Wien - Depressionen zählen nach Angaben der Weltgesundheitsorganisation zu den häufigsten psychischen Leiden. Allein in Deutschland, wo sich Fußball-Teamtorhüter Robert Enke am Dienstag das Leben nahm, sind laut Bundesgesundheitsministerium schätzungsweise fünf Prozent der Bevölkerung betroffen, also etwa vier Millionen Menschen. Depressionen, an denen auch Enke litt, gelten als einer der häufigsten Auslöser der jährlich mehr als 9.000 Selbsttötungen in Deutschland.

Nach Angaben der Deutschen Gesellschaft für Psychiatrie, Psychotherapie und Nervenheilkunde wird trotz der hohen Fallzahlen Depression in der Hälfte der Fälle nicht diagnostiziert und deshalb oft nur unzureichend oder gar nicht behandelt. Dabei seien die Möglichkeiten der Behandlung in den vergangenen Jahren immer besser geworden.
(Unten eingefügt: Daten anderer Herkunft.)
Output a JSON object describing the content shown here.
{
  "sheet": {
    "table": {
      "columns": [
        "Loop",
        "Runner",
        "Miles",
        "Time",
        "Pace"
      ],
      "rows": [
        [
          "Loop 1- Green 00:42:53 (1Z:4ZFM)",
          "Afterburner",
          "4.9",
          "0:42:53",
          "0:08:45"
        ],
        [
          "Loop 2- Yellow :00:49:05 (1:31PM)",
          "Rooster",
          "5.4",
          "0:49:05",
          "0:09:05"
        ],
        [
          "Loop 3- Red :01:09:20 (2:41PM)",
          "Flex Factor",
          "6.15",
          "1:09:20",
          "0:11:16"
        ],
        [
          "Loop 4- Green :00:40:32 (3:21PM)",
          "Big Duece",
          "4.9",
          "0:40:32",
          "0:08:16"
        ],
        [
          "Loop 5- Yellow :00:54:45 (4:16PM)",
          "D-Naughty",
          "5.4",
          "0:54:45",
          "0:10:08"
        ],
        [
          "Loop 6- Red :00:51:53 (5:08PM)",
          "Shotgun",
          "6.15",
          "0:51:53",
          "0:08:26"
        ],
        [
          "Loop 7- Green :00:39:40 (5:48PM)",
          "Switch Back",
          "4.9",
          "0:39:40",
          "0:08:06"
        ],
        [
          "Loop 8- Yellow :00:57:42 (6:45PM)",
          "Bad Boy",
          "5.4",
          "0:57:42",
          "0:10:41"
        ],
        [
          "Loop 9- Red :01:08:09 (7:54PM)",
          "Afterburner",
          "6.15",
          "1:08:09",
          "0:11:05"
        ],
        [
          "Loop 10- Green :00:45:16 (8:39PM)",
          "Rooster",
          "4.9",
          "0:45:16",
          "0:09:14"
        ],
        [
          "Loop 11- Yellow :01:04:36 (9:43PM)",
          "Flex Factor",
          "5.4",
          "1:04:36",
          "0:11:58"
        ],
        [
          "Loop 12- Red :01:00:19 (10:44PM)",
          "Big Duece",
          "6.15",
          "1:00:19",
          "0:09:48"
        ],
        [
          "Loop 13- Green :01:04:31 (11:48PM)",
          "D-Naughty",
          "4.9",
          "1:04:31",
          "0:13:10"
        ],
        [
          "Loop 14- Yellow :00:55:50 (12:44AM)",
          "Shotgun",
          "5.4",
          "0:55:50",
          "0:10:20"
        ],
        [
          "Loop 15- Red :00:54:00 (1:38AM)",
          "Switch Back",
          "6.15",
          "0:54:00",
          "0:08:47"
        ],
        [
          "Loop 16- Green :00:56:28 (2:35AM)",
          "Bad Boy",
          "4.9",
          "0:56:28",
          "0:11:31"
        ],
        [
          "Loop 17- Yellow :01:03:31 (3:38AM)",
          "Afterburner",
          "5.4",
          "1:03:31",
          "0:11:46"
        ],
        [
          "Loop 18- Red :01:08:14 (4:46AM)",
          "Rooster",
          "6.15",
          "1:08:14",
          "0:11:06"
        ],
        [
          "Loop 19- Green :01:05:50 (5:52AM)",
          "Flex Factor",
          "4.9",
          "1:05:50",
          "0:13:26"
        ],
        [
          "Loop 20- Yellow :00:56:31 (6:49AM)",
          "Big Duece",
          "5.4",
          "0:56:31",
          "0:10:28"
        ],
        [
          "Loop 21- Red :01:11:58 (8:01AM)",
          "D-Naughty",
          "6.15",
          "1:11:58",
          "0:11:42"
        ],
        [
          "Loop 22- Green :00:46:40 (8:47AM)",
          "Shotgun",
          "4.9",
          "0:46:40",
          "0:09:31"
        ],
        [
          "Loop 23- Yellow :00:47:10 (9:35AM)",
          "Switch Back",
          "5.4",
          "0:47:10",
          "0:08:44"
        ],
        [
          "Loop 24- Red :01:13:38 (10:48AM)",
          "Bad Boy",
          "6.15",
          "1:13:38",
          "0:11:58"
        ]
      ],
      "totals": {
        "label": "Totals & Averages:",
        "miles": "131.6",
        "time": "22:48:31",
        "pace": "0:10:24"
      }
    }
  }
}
Die meisten Erkrankungen zeigen sich zwischen dem 30. und dem 40. Lebensjahr, wie der Berufsverband Deutscher Nervenärzte mitteilte. Viele Patienten erkrankten aber bereits im Alter von 16 bis 20 Jahren erstmals.

Eine Depression bringt in der Regel anhaltende Traurigkeit, Antriebsschwäche und Schlafstörungen mit sich, kann aber auch körperliche Symptome auslösen. Schwere Schicksalsschläge oder Erfahrungen wie Krieg oder Katastrophen können Depressionen zum Ausbruch bringen.

Behandelt wird das Leiden derzeit vor allem mit Antidepressiva. In schweren Fällen kann der Patient stationär aufgenommen werden. Bei nahezu jedem Betroffenen kehren die Depressionen nach Forschungen der Universität Jena immer wieder zurück. (APA)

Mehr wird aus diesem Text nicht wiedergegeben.